I’m a Lead Enterprise Architect working on life sciences software, regulated data platforms, and AI systems that ship.

I started in a QC lab pipetting samples. Today I help unify north of 100 software products across a $100M+ business unit. Before that, I spent five years embedded inside four of the largest pharmaceutical companies in the world, where I learned that large-scale software succeeds or fails as much through alignment, incentives, trust, and governance as it does through technology.

My work centers on systems that hold up in real organizations. The hard part isn’t building AI that demos well. It’s building AI that’s still working a quarter later, after the data has drifted and the team has reshuffled.

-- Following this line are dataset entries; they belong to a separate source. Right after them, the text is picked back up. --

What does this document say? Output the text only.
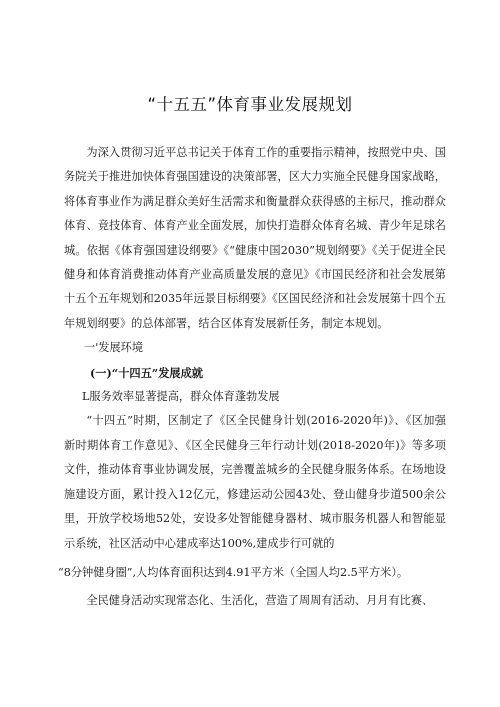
“十五五”体育事业发展规划

为深入贯彻习近平总书记关于体育工作的重要指示精神，按照党中央、国务院关于推进加快体育强国建设的决策部署，区大力实施全民健身国家战略，将体育事业作为满足群众美好生活需求和衡量群众获得感的主标尺，推动群众体育、竞技体育、体育产业全面发展，加快打造群众体育名城、青少年足球名城。依据《体育强国建设纲要》《“健康中国2030”规划纲要》《关于促进全民健身和体育消费推动体育产业高质量发展的意见》《市国民经济和社会发展第十五个五年规划和2035年远景目标纲要》《区国民经济和社会发展第十四个五年规划纲要》的总体部署，结合区体育发展新任务，制定本规划。

一'发展环境

(一)“十四五”发展成就

L服务效率显著提高，群众体育蓬勃发展

“十四五”时期，区制定了《区全民健身计划(2016-2020年)》、《区加强新时期体育工作意见》、《区全民健身三年行动计划(2018-2020年)》等多项文件，推动体育事业协调发展，完善覆盖城乡的全民健身服务体系。在场地设施建设方面，累计投入12亿元，修建运动公园43处、登山健身步道500余公里，开放学校场地52处，安设多处智能健身器材、城市服务机器人和智能显示系统，社区活动中心建成率达100%,建成步行可就的

“8分钟健身圈”,人均体育面积达到4.91平方米（全国人均2.5平方米）。

全民健身活动实现常态化、生活化，营造了周周有活动、月月有比赛、
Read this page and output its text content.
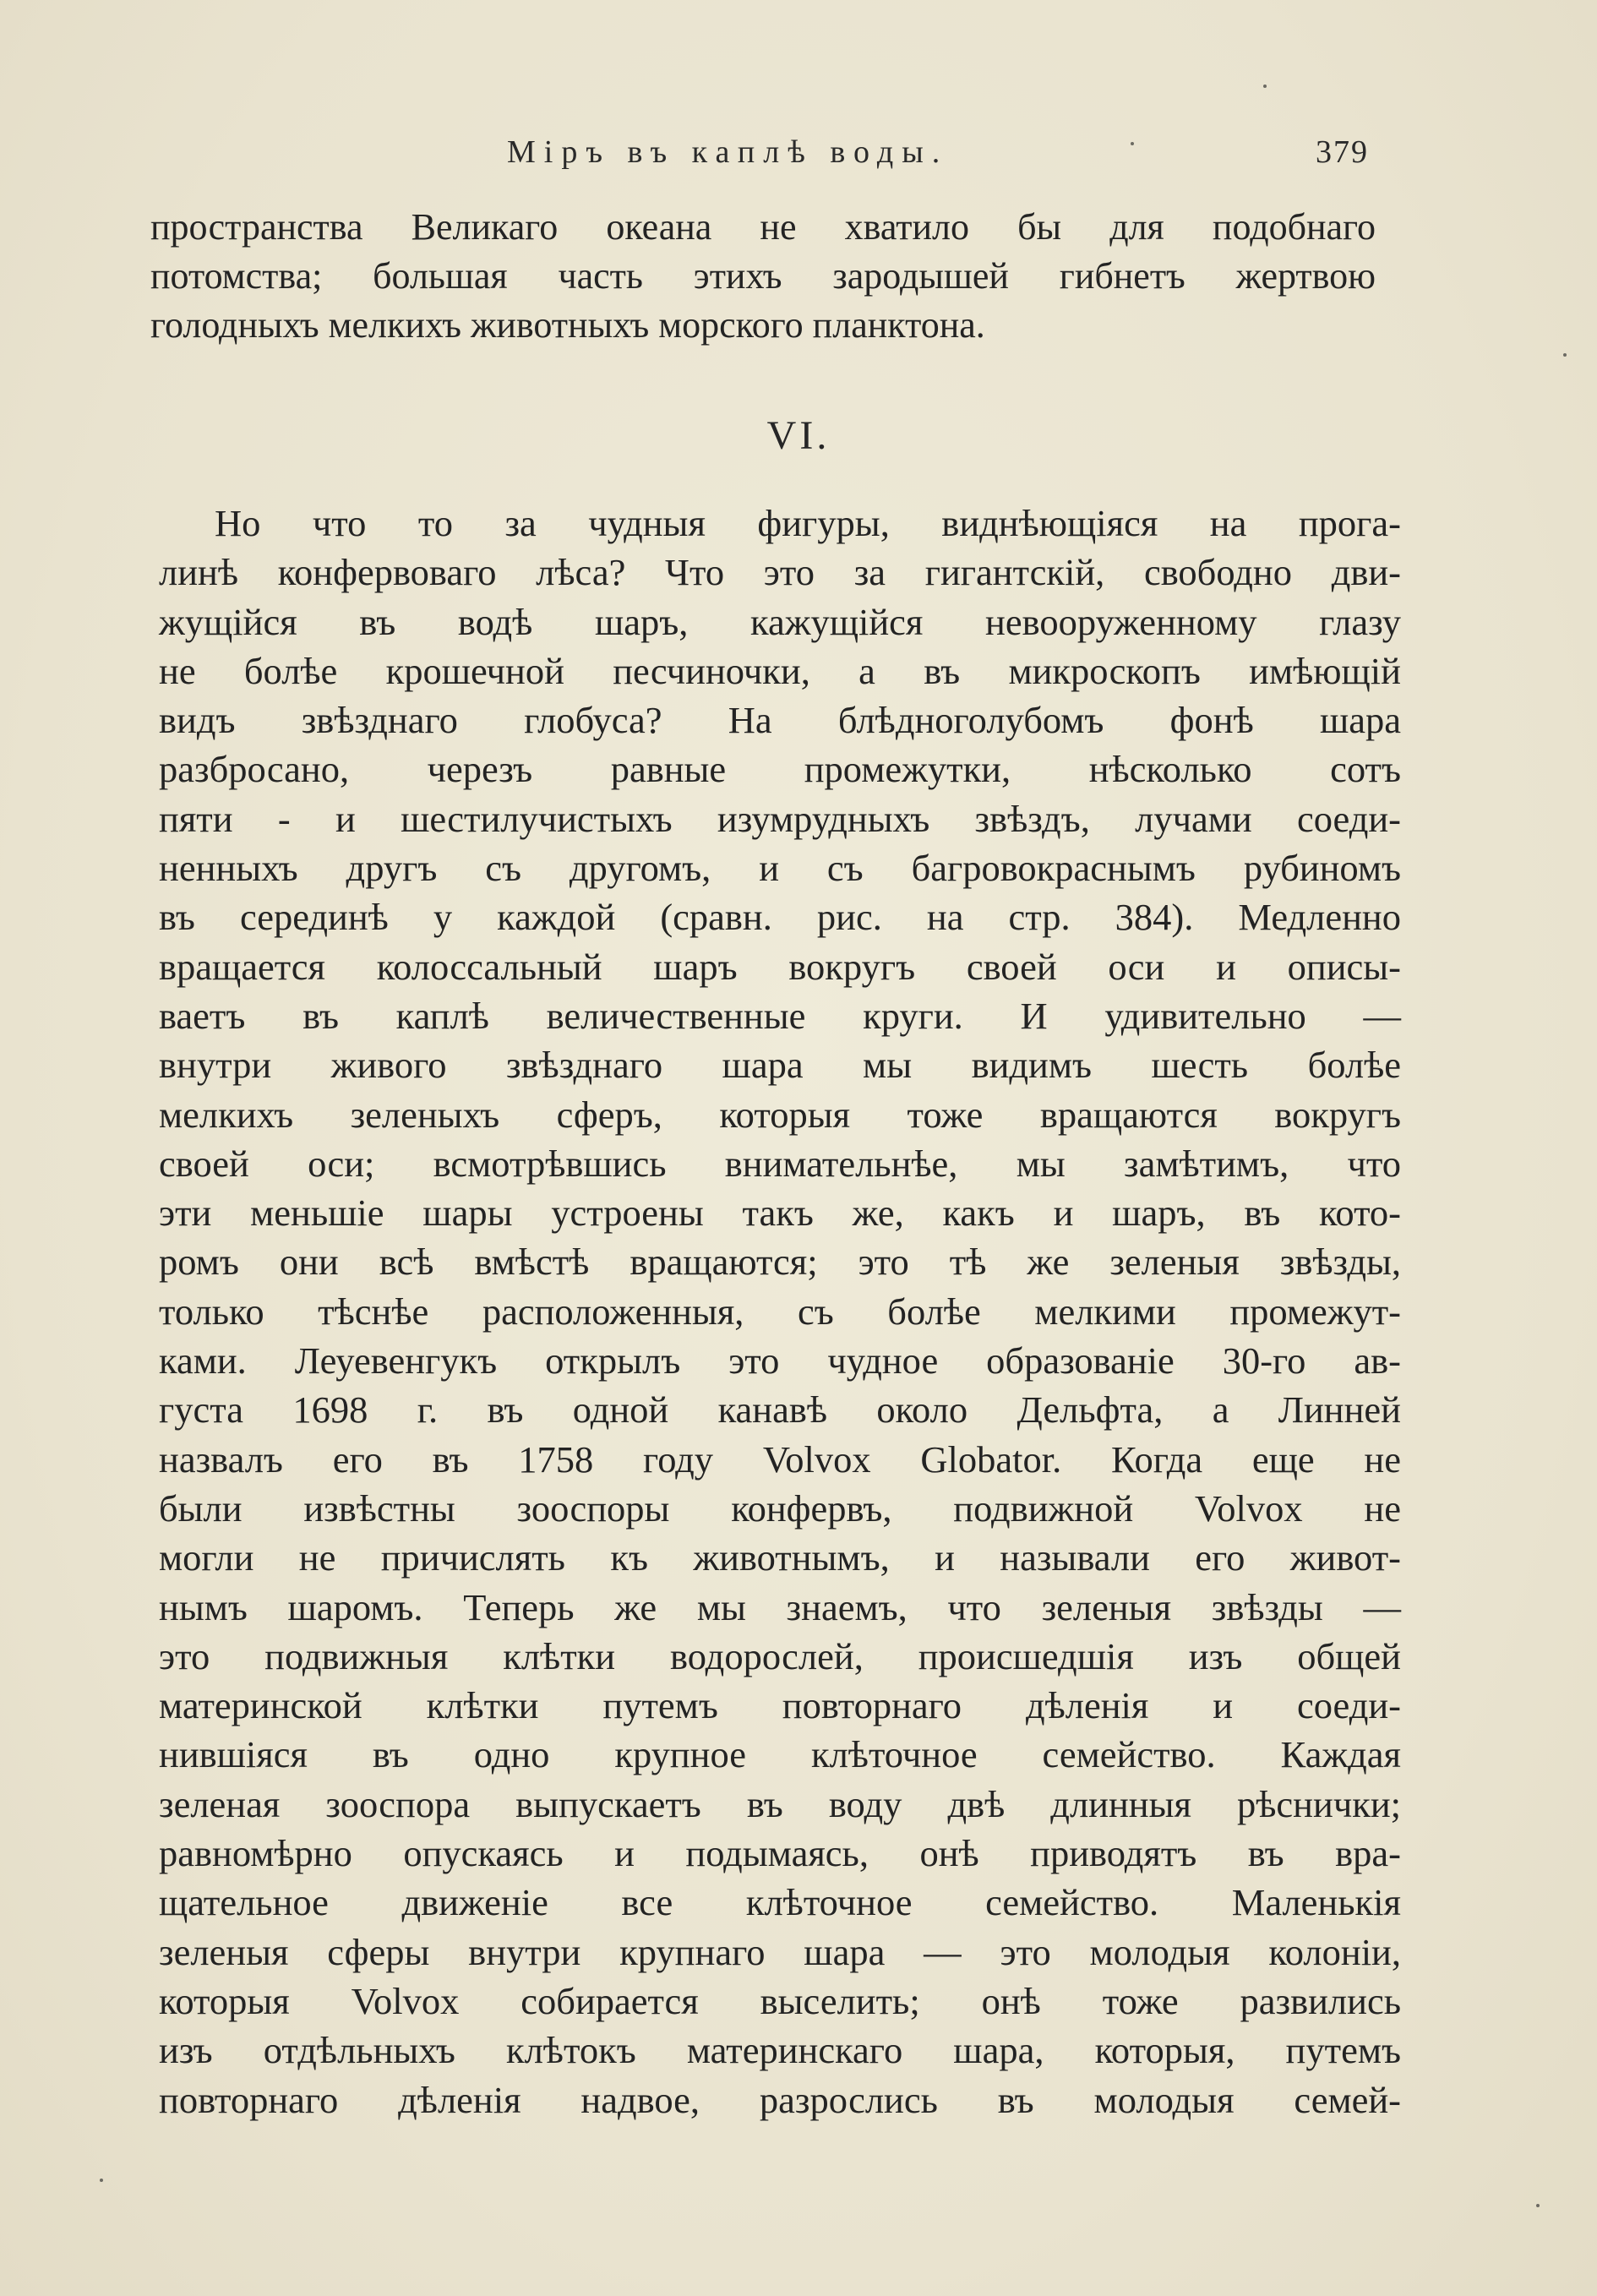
Міръ въ каплѣ воды.	379
пространства Великаго океана не хватило бы для подобнаго
потомства; большая часть этихъ зародышей гибнетъ жертвою
голодныхъ мелкихъ животныхъ морского планктона.
VI.
Но что то за чудныя фигуры, виднѣющіяся на прога-
линѣ конфервоваго лѣса? Что это за гигантскій, свободно дви-
жущійся въ водѣ шаръ, кажущійся невооруженному глазу
не болѣе крошечной песчиночки, а въ микроскопъ имѣющій
видъ звѣзднаго глобуса? На блѣдноголубомъ фонѣ шара
разбросано, черезъ равные промежутки, нѣсколько сотъ
пяти - и шестилучистыхъ изумрудныхъ звѣздъ, лучами соеди-
ненныхъ другъ съ другомъ, и съ багровокраснымъ рубиномъ
въ серединѣ у каждой (сравн. рис. на стр. 384). Медленно
вращается колоссальный шаръ вокругъ своей оси и описы-
ваетъ въ каплѣ величественные круги. И удивительно —
внутри живого звѣзднаго шара мы видимъ шесть болѣе
мелкихъ зеленыхъ сферъ, которыя тоже вращаются вокругъ
своей оси; всмотрѣвшись внимательнѣе, мы замѣтимъ, что
эти меньшіе шары устроены такъ же, какъ и шаръ, въ кото-
ромъ они всѣ вмѣстѣ вращаются; это тѣ же зеленыя звѣзды,
только тѣснѣе расположенныя, съ болѣе мелкими промежут-
ками. Леуевенгукъ открылъ это чудное образованіе 30-го ав-
густа 1698 г. въ одной канавѣ около Дельфта, а Линней
назвалъ его въ 1758 году Volvox Globator. Когда еще не
были извѣстны зооспоры конфервъ, подвижной Volvox не
могли не причислять къ животнымъ, и называли его живот-
нымъ шаромъ. Теперь же мы знаемъ, что зеленыя звѣзды —
это подвижныя клѣтки водорослей, происшедшія изъ общей
материнской клѣтки путемъ повторнаго дѣленія и соеди-
нившіяся въ одно крупное клѣточное семейство. Каждая
зеленая зооспора выпускаетъ въ воду двѣ длинныя рѣснички;
равномѣрно опускаясь и подымаясь, онѣ приводятъ въ вра-
щательное движеніе все клѣточное семейство. Маленькія
зеленыя сферы внутри крупнаго шара — это молодыя колоніи,
которыя Volvox собирается выселить; онѣ тоже развились
изъ отдѣльныхъ клѣтокъ материнскаго шара, которыя, путемъ
повторнаго дѣленія надвое, разрослись въ молодыя семей-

I think a lot about evaluation. The model is not the system. The system is everything required to make output selectable, constrainable, auditable, and stoppable. The gap between “the demo worked” and “this is safe to put in front of a regulated customer” is where I do my best work.

Off the clock, I run a 24-container homelab behind Prometheus and Grafana. Partly because I enjoy it. Partly because I trust architectural opinions more when they come from people who have had to operate their own systems.

I write about the parts of large-scale software that usually stay hidden: the platforms inside applications, the evaluation systems that decide whether AI is shippable, and the decisions that look obvious in retrospect but felt impossible in the moment.

If you build software in a regulated industry and you’re sorting out where AI fits, you’ve probably had some of the same arguments I have.